The Yew tree is a coniferous tree which can be found all over Europe, Northwest Africa and into central Asia. Its normal form is of a smallish tree up to 25 meters tall with a thin scaly brown bark which sheds in small flakes. The leaves are a flat dark green; they are poisonous, as are most parts of the plant except the reddish fruit which surrounds the seeds. The leaves are so poisonous that even when dried they are still dangerous especially to horses with cattle being more tolerant of the taxine poison they contain, death comes rapidly from heart failure following respiratory problems and muscle tremors.
In traditions several celtic leaders used Yew to poison themselves rather than surrender to the Romans and Yew trees can be traditionally found in British Church yards. Since the trees are very long lived and slow growing many actually predate the churches they are in the grounds of. Many suggest they were used by Pagan faiths to make ancient burial sites as a symbol of long life and more pragmatically as they would have discouraged cattle from grazing on the burial site; it was common for early Christian churches to be built on existing pagan sites as part of establishing religious dominance. In warfare the Yew was associated with the English and Welsh longbow as the heartwood made a very good material for longbow making, although much of the wood would be discarded and the trade lead to a massive reduction in the numbers of native Yew trees during the Middle Ages. Medicinally a chemotherapy drug Pacilitaxel can be synthesized from a extract from the common Yew
What Culpepper says
Description. It grows to be an irregular tree, spreading widley into branches. The leaves are long, narrow, and placed with a beautiful regularity. The flowers are yellowish, and the berries are surrounded with a sweet juicy matter.
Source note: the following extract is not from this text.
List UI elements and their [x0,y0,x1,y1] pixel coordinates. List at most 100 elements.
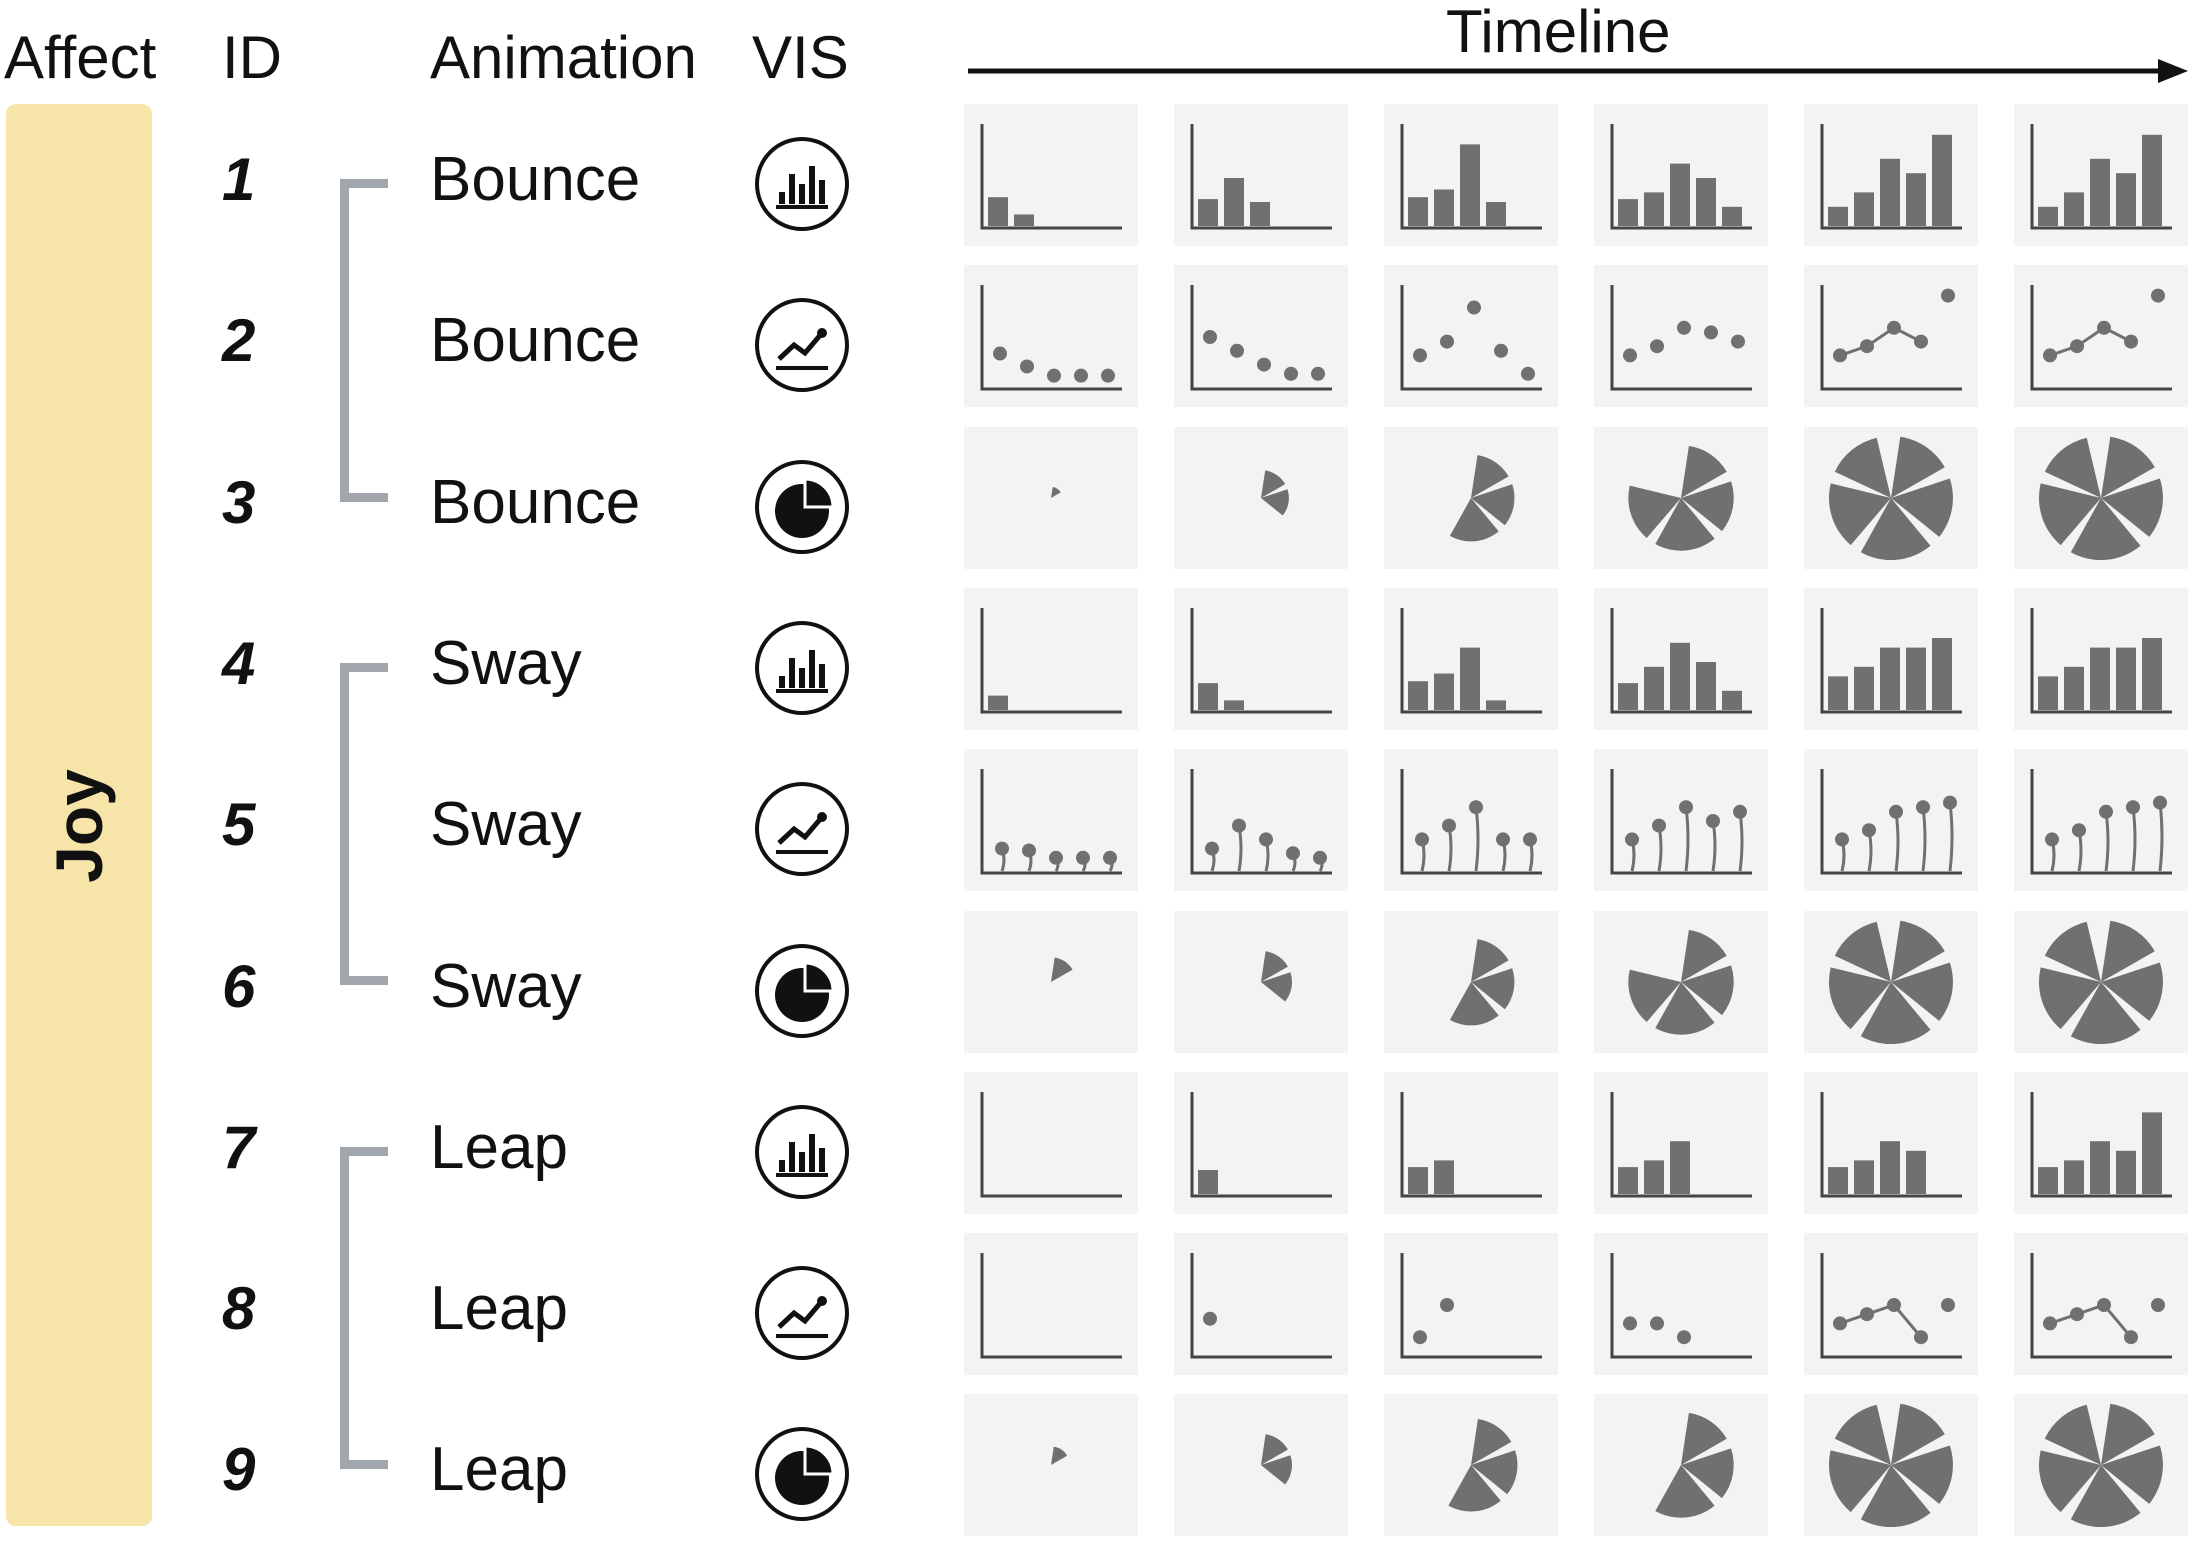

Place. We have it growing in woods, and in the gardens, but its usual ancient residence is the church-yard: conjectures upon the antiquity and origin of which plantatin, has brought forth much pedantic nonsense; Gray observes this in the Grave, a Poem, when he says,
"Well do I know thee by thy trusty Yew,
"Shading for years thy gloomy church-yard view;
"Cheerless, unsocial plant, that loves to dwell
"Where scatter'd bones man's dissolution tell".